Everybody wants to protect their child. EVERYBODY. But vaccines aren't this magical thing some people seem to think. EVERY vaccine has a tiny chance of giving the baby the full-blown version of the disease it protects against--a disease that your baby wouldn't even be exposed to in any place except--you guessed it--the hospital or doctor's office where they received the vaccination.
Now for some people, I think vaccines are the better bet. If you're a traditional American family and you have your baby in the hospital, surrounded by foreign germs; you take your kid to daycare starting at two weeks old, where they're surrounded by snotty little boogermonsters; you feed your kid a steady diet of formula and pre-packaged snacks. Then it's a good idea to vaccinate. That's one way of doing things. It's a totally valid way of doing things, and you raise your kid that way because you love them and you're doing what you think is right.

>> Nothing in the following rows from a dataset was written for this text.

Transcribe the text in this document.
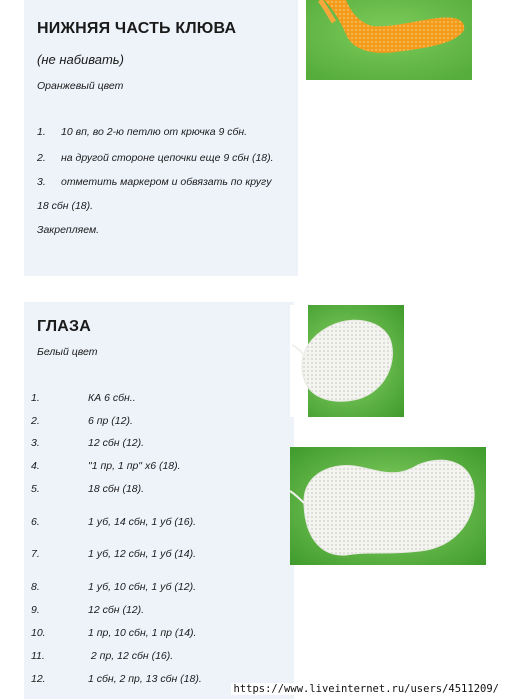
НИЖНЯЯ ЧАСТЬ КЛЮВА
(не набивать)
Оранжевый цвет
1. 10 вп, во 2-ю петлю от крючка 9 сбн.
2. на другой стороне цепочки еще 9 сбн (18).
3. отметить маркером и обвязать по кругу
18 сбн (18).
Закрепляем.
ГЛАЗА
Белый цвет
1.	КА 6 сбн..
2.	6 пр (12).
3.	12 сбн (12).
4.	"1 пр, 1 пр" х6 (18).
5.	18 сбн (18).
6.	1 уб, 14 сбн, 1 уб (16).
7.	1 уб, 12 сбн, 1 уб (14).
8.	1 уб, 10 сбн, 1 уб (12).
9.	12 сбн (12).
10.	1 пр, 10 сбн, 1 пр (14).
11.	2 пр, 12 сбн (16).
12.	1 сбн, 2 пр, 13 сбн (18).
https://www.liveinternet.ru/users/4511209/
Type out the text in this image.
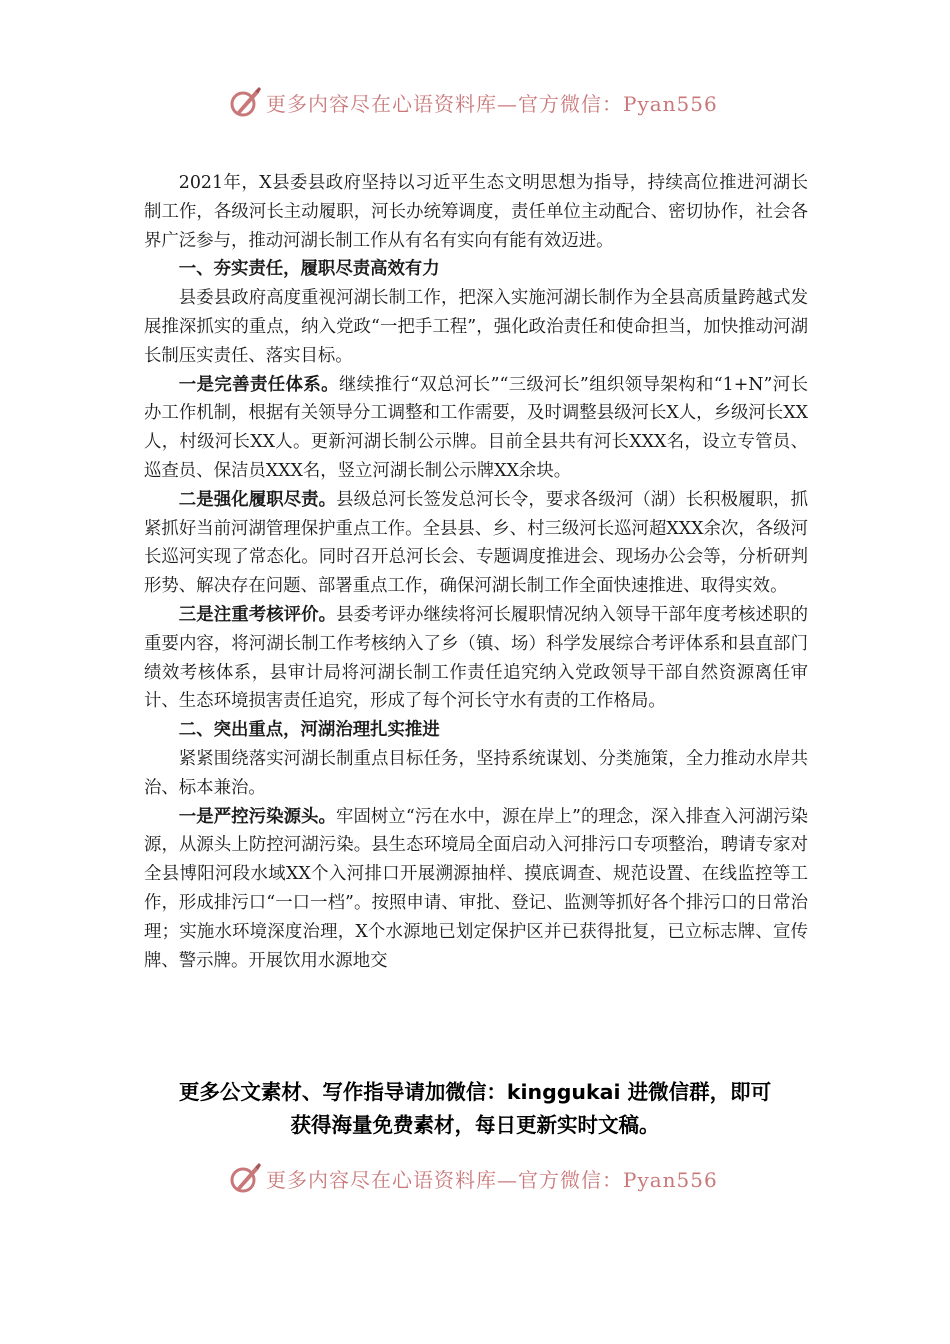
更多内容尽在心语资料库—官方微信：Pyan556

2021年，X县委县政府坚持以习近平生态文明思想为指导，持续高位推进河湖长制工作，各级河长主动履职，河长办统筹调度，责任单位主动配合、密切协作，社会各界广泛参与，推动河湖长制工作从有名有实向有能有效迈进。

一、夯实责任，履职尽责高效有力

县委县政府高度重视河湖长制工作，把深入实施河湖长制作为全县高质量跨越式发展推深抓实的重点，纳入党政“一把手工程”，强化政治责任和使命担当，加快推动河湖长制压实责任、落实目标。

一是完善责任体系。继续推行“双总河长”“三级河长”组织领导架构和“1+N”河长办工作机制，根据有关领导分工调整和工作需要，及时调整县级河长X人，乡级河长XX人，村级河长XX人。更新河湖长制公示牌。目前全县共有河长XXX名，设立专管员、巡查员、保洁员XXX名，竖立河湖长制公示牌XX余块。

二是强化履职尽责。县级总河长签发总河长令，要求各级河（湖）长积极履职，抓紧抓好当前河湖管理保护重点工作。全县县、乡、村三级河长巡河超XXX余次，各级河长巡河实现了常态化。同时召开总河长会、专题调度推进会、现场办公会等，分析研判形势、解决存在问题、部署重点工作，确保河湖长制工作全面快速推进、取得实效。

三是注重考核评价。县委考评办继续将河长履职情况纳入领导干部年度考核述职的重要内容，将河湖长制工作考核纳入了乡（镇、场）科学发展综合考评体系和县直部门绩效考核体系，县审计局将河湖长制工作责任追究纳入党政领导干部自然资源离任审计、生态环境损害责任追究，形成了每个河长守水有责的工作格局。

二、突出重点，河湖治理扎实推进

紧紧围绕落实河湖长制重点目标任务，坚持系统谋划、分类施策，全力推动水岸共治、标本兼治。

一是严控污染源头。牢固树立“污在水中，源在岸上”的理念，深入排查入河湖污染源，从源头上防控河湖污染。县生态环境局全面启动入河排污口专项整治，聘请专家对全县博阳河段水域XX个入河排口开展溯源抽样、摸底调查、规范设置、在线监控等工作，形成排污口“一口一档”。按照申请、审批、登记、监测等抓好各个排污口的日常治理；实施水环境深度治理，X个水源地已划定保护区并已获得批复，已立标志牌、宣传牌、警示牌。开展饮用水源地交

更多公文素材、写作指导请加微信：kinggukai 进微信群，即可
获得海量免费素材，每日更新实时文稿。
更多内容尽在心语资料库—官方微信：Pyan556
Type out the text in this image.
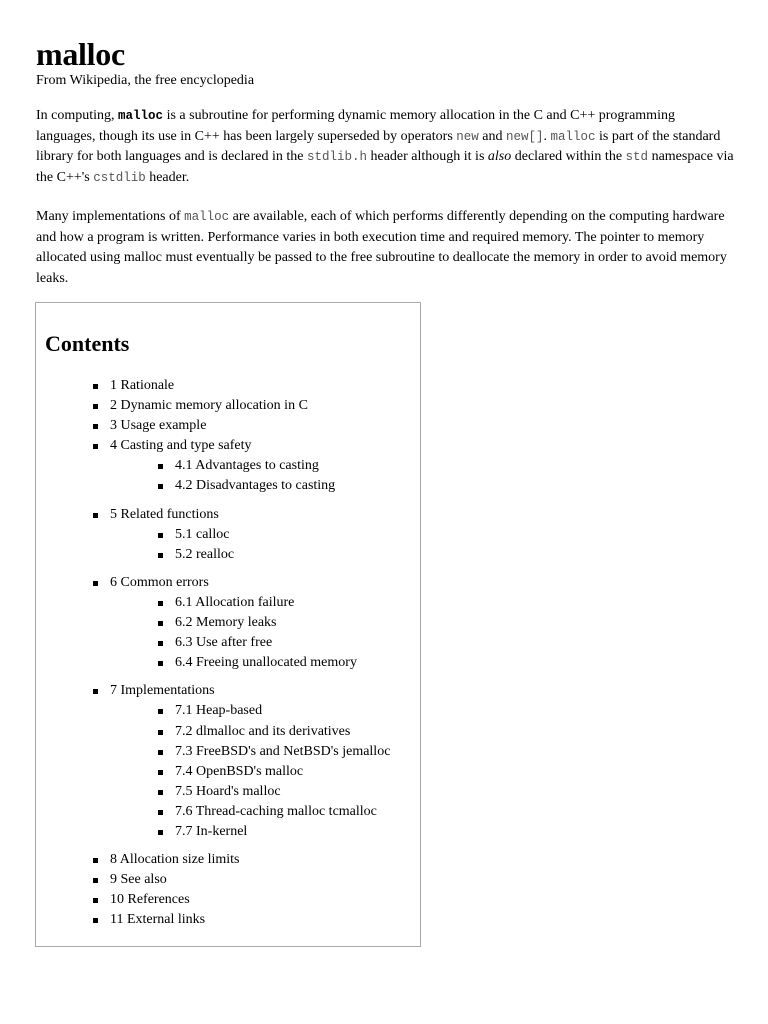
malloc
From Wikipedia, the free encyclopedia

In computing, malloc is a subroutine for performing dynamic memory allocation in the C and C++ programming languages, though its use in C++ has been largely superseded by operators new and new[]. malloc is part of the standard library for both languages and is declared in the stdlib.h header although it is also declared within the std namespace via the C++'s cstdlib header.

Many implementations of malloc are available, each of which performs differently depending on the computing hardware and how a program is written. Performance varies in both execution time and required memory. The pointer to memory allocated using malloc must eventually be passed to the free subroutine to deallocate the memory in order to avoid memory leaks.

Contents
1 Rationale
2 Dynamic memory allocation in C
3 Usage example
4 Casting and type safety
4.1 Advantages to casting
4.2 Disadvantages to casting
5 Related functions
5.1 calloc
5.2 realloc
6 Common errors
6.1 Allocation failure
6.2 Memory leaks
6.3 Use after free
6.4 Freeing unallocated memory
7 Implementations
7.1 Heap-based
7.2 dlmalloc and its derivatives
7.3 FreeBSD's and NetBSD's jemalloc
7.4 OpenBSD's malloc
7.5 Hoard's malloc
7.6 Thread-caching malloc tcmalloc
7.7 In-kernel
8 Allocation size limits
9 See also
10 References
11 External links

I go in for a different kind of lifestyle. I'm a weird, crunchy kind of gal. I want to give birth at home, breastfeed, and be a stay at home mom. I want to homeschool my kids until they're around 7. This is also a valid way of doing things, and I want to raise my future kids this way because I'll love them, and I'll be doing what I think is right.
For my lifestyle, I don't think vaccinating my infants would be smart. The vaccines themselves would be exposing my babies to germs they would never be encountering otherwise, and at an age where their immune systems are at their weakest. Once my kids are ready to go to a regular school with other kids, then I would take them and get them caught up on vaccinations. I have done a lot of research, and I don't find any convincing arguments about WHY all of these vaccinations have to be done when the kids are so tiny, except that the normal expectation is for the babies to be born in the hospital and go to daycare soon after.

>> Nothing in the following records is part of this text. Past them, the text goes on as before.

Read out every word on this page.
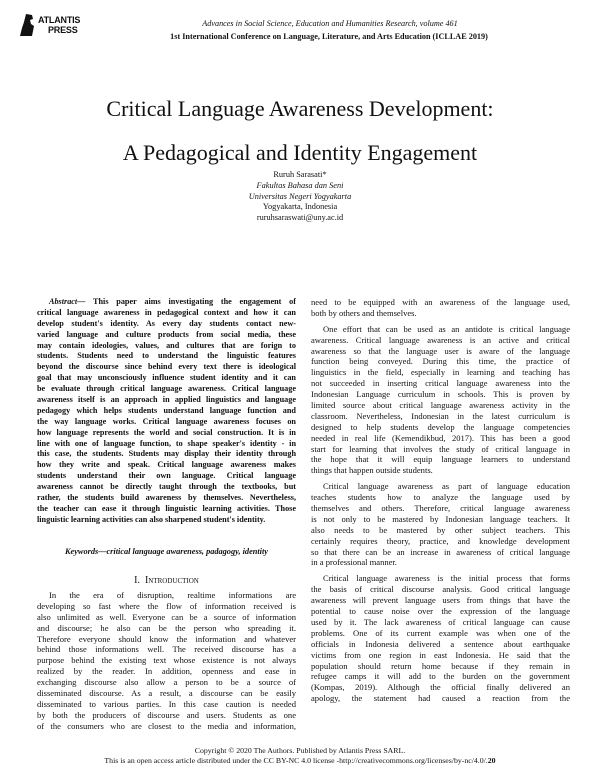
ATLANTIS
PRESS
Advances in Social Science, Education and Humanities Research, volume 461
1st International Conference on Language, Literature, and Arts Education (ICLLAE 2019)
Critical Language Awareness Development:
A Pedagogical and Identity Engagement
Ruruh Sarasati*
Fakultas Bahasa dan Seni
Universitas Negeri Yogyakarta
Yogyakarta, Indonesia
ruruhsaraswati@uny.ac.id
Abstract— This paper aims investigating the engagement of
critical language awareness in pedagogical context and how it can
develop student's identity. As every day students contact new-
varied language and culture products from social media, these
may contain ideologies, values, and cultures that are forign to
students. Students need to understand the linguistic features
beyond the discourse since behind every text there is ideological
goal that may unconsciously influence student identity and it can
be evaluate through critical language awareness. Critical language
awareness itself is an approach in applied linguistics and language
pedagogy which helps students understand language function and
the way language works. Critical language awareness focuses on
how language represents the world and social construction. It is in
line with one of language function, to shape speaker's identity - in
this case, the students. Students may display their identity through
how they write and speak. Critical language awareness makes
students understand their own language. Critical language
awareness cannot be directly taught through the textbooks, but
rather, the students build awareness by themselves. Nevertheless,
the teacher can ease it through linguistic learning activities. Those
linguistic learning activities can also sharpened student's identity.
Keywords—critical language awareness, padagogy, identity
I. Introduction
In the era of disruption, realtime informations are
developing so fast where the flow of information received is
also unlimited as well. Everyone can be a source of information
and discourse; he also can be the person who spreading it.
Therefore everyone should know the information and whatever
behind those informations well. The received discourse has a
purpose behind the existing text whose existence is not always
realized by the reader. In addition, openness and ease in
exchanging discourse also allow a person to be a source of
disseminated discourse. As a result, a discourse can be easily
disseminated to various parties. In this case caution is needed
by both the producers of discourse and users. Students as one
of the consumers who are closest to the media and information,
need to be equipped with an awareness of the language used,
both by others and themselves.
One effort that can be used as an antidote is critical language
awareness. Critical language awareness is an active and critical
awareness so that the language user is aware of the language
function being conveyed. During this time, the practice of
linguistics in the field, especially in learning and teaching has
not succeeded in inserting critical language awareness into the
Indonesian Language curriculum in schools. This is proven by
limited source about critical language awareness activity in the
classroom. Nevertheless, Indonesian in the latest curriculum is
designed to help students develop the language competencies
needed in real life (Kemendikbud, 2017). This has been a good
start for learning that involves the study of critical language in
the hope that it will equip language learners to understand
things that happen outside students.
Critical language awareness as part of language education
teaches students how to analyze the language used by
themselves and others. Therefore, critical language awareness
is not only to be mastered by Indonesian language teachers. It
also needs to be mastered by other subject teachers. This
certainly requires theory, practice, and knowledge development
so that there can be an increase in awareness of critical language
in a professional manner.
Critical language awareness is the initial process that forms
the basis of critical discourse analysis. Good critical language
awareness will prevent language users from things that have the
potential to cause noise over the expression of the language
used by it. The lack awareness of critical language can cause
problems. One of its current example was when one of the
officials in Indonesia delivered a sentence about earthquake
victims from one region in east Indonesia. He said that the
population should return home because if they remain in
refugee camps it will add to the burden on the government
(Kompas, 2019). Although the official finally delivered an
apology, the statement had caused a reaction from the
Copyright © 2020 The Authors. Published by Atlantis Press SARL.
This is an open access article distributed under the CC BY-NC 4.0 license -http://creativecommons.org/licenses/by-nc/4.0/.20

I wish that in this debate, we could all just respect each other, and give people the benefit of the doubt. Instead of assuming that one group is a bunch of backwater hillbillies who don't care about the survival of our species, and the other group is a bunch of brainwashed sheep who believe anything the industrial medical complex tells them without doing any of their own research, why don't we all operate on the assumption that we're all just people, trying to do the best we can with the information we have?
And as far as the measles outbreak goes, I don't know what to tell you, except: stop getting so scared every time the news covers a big outbreak of sickness. Ebola, the swine flu, measles? These risks are MINUSCULE compared to the risk you take every day by driving a car, or sitting on your butt for longer than 20 minutes at a time, or eating saturated fats. They get news coverage because they sound so scary, and we're easily manipulated into panicking--and panic sells newspapers. Well, ok, not any more, but panic gets page views. Yes, it is heartbreaking that any parent has to watch their child die, especially from something like measles. But the chance of contracting measles is ALWAYS there: remember, the vaccine can CAUSE full-blown measles. That possibility is never going away. You aren't scared of measles: you're scared of the fact that you can't control life. You can't control everything that happens to your child. And it's ok to be scared of that. It's a scary fact. As soon as you love someone, you have to face the possibility that you could lose them. And maybe it's easier to get mad at a bunch of crunchy-granola hippies who won't vaccinate than it is to face that fact.
Amen!! Well said and I agree completely.